In the United States, immigration is defined as the international movement of people into a country or region where they do not normally live or possess nationality, in order to settle there as permanent residents. Although the word is often used to refer to refugees fleeing persecution, most immigrants are seeking work or economic opportunities. Some of these migrants are legally privileged, such as family members who are sponsored by their new country of residence. Others are unskilled laborers or people without formal qualifications for specific professions.

Many of the first wave of immigrants from Europe came to the United States in the late 19th and early 20th centuries, as part of a larger Age of Mass Migration. However, popular opposition to this immigration led to laws in the 1920s that sharply restricted immigration from Southern and Eastern Europe.

As the population grew in the years after World War II, the number of immigrants increased rapidly. In 1970, the percentage of the population that was foreign born reached about 5 percent. Immigration continued to rise in the decades after that, driven by a surge in legal and illegal migration from Latin America, the dissolution of colonial regimes across Asia, and political and military intervention in several regions.

Contemporary immigrants tend to assimilate into American society at about the same pace as previous waves of immigrants did.
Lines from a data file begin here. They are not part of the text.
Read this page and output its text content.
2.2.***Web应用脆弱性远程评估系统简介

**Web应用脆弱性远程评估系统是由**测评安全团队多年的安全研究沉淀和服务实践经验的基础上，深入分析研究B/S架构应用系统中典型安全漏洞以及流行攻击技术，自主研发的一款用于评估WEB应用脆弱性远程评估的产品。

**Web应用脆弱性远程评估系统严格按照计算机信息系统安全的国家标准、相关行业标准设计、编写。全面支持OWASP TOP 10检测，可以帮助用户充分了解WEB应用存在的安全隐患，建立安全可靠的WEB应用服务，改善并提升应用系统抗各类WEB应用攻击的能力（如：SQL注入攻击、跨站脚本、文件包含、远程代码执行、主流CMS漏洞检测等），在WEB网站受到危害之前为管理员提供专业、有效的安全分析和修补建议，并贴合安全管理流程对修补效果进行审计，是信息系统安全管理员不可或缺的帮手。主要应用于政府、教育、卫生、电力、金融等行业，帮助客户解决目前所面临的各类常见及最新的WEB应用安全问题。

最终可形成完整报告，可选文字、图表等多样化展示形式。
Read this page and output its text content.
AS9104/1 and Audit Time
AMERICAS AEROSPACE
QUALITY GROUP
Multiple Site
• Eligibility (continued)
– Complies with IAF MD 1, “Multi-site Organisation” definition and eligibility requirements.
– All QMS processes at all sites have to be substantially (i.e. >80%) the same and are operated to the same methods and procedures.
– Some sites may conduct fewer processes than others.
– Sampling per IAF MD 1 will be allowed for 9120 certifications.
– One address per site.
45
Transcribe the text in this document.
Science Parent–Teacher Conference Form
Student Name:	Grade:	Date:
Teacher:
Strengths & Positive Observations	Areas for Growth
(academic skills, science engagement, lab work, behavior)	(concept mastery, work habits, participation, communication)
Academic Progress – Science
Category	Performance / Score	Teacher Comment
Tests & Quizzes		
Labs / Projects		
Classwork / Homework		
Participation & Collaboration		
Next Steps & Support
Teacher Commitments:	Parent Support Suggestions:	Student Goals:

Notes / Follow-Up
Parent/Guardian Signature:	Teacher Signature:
Their children are on track for upward mobility as well, as evidenced by the high rates of college attendance and graduation among immigrant families. They make up a significant share of the workforce in certain industries, helping to cushion the effects of labor shortages and increasing the rate at which new businesses are started. They also help support the aging population of native-born Americans, reducing the burden on Social Security and Medicare trust funds.

As a result of the high level of immigration, the United States is considered to have a relatively fast-growing economy. This is in contrast to most other advanced countries, which are experiencing slow or negative economic growth. There is a general belief in economic history that a rising rate of immigration stimulates the economy by stimulating consumer spending. This, in turn, encourages manufacturers to hire more workers, which creates more jobs and raises wages. As a result, consumers benefit from a higher standard of living and a wider choice of goods.